The Value of Models

It’s amazing how simple architectural decisions at the start of a software project can kill its long-term potential. One example we run into all the time is with learning outcomes and tagging content — simple enough, right?

Most learning platforms treat learning outcomes as simple text tags — let your instructors tag content with learning outcomes, so students know what they are expected to learn. Good pedagogy. And it’s a simple enough feature to implement, so it’s considered low-hanging fruit.

However, when you want to experiment with things like pathways and relationships between the outcomes, or adaptive assessments based on your knowledge, you run into trouble. Big trouble. You can’t easily link text tags once they are in your system…you could probably come up with complex database queries to get the results you want, but that early decision to model the outcomes as text tags now forces you to jump through hoops to do anything more complex and interesting.
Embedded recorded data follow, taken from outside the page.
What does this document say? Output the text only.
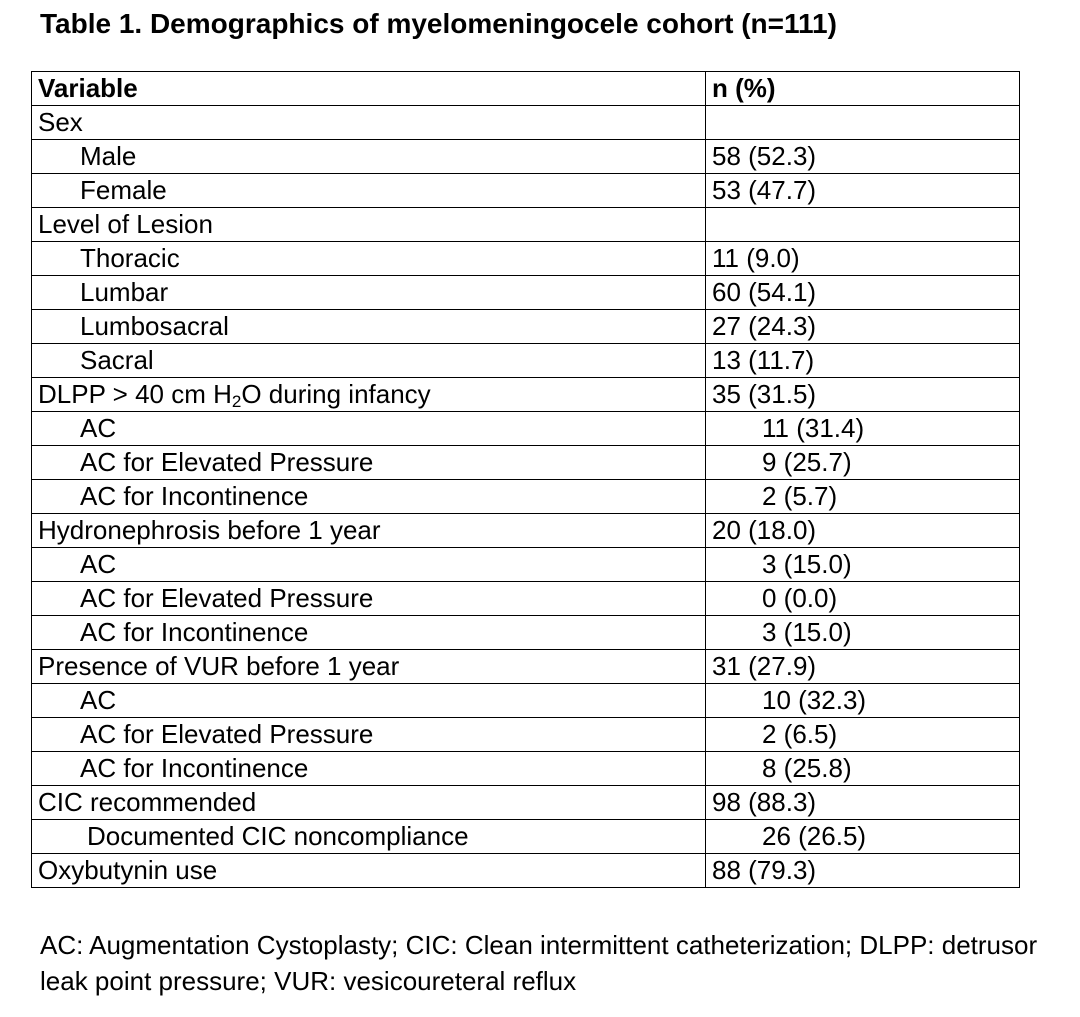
Table 1. Demographics of myelomeningocele cohort (n=111)
Variable	n (%)
Sex	
Male	58 (52.3)
Female	53 (47.7)
Level of Lesion	
Thoracic	11 (9.0)
Lumbar	60 (54.1)
Lumbosacral	27 (24.3)
Sacral	13 (11.7)
DLPP > 40 cm $H_2O$ during infancy	35 (31.5)
AC	11 (31.4)
AC for Elevated Pressure	9 (25.7)
AC for Incontinence	2 (5.7)
Hydronephrosis before 1 year	20 (18.0)
AC	3 (15.0)
AC for Elevated Pressure	0 (0.0)
AC for Incontinence	3 (15.0)
Presence of VUR before 1 year	31 (27.9)
AC	10 (32.3)
AC for Elevated Pressure	2 (6.5)
AC for Incontinence	8 (25.8)
CIC recommended	98 (88.3)
Documented CIC noncompliance	26 (26.5)
Oxybutynin use	88 (79.3)
AC: Augmentation Cystoplasty; CIC: Clean intermittent catheterization; DLPP: detrusor leak point pressure; VUR: vesicoureteral reflux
Ideally, from the start you treat learning outcomes as their own entities, with their own relationships to each other and to content. So the initial complexity and planning pays off in the long-term, with less refactoring and more powerful models.

And yes, I am partially tooting my own horn. My group has been working on these types of models for the education domain, though way before my time. As outcomes-based learning becomes more prevalent, it’s amazing to see how the early work on OSIDs (from ~15 years ago) seems almost prescient. Check out EDUCAUSE’s vision for next generation learning platforms, and you can see the parallels.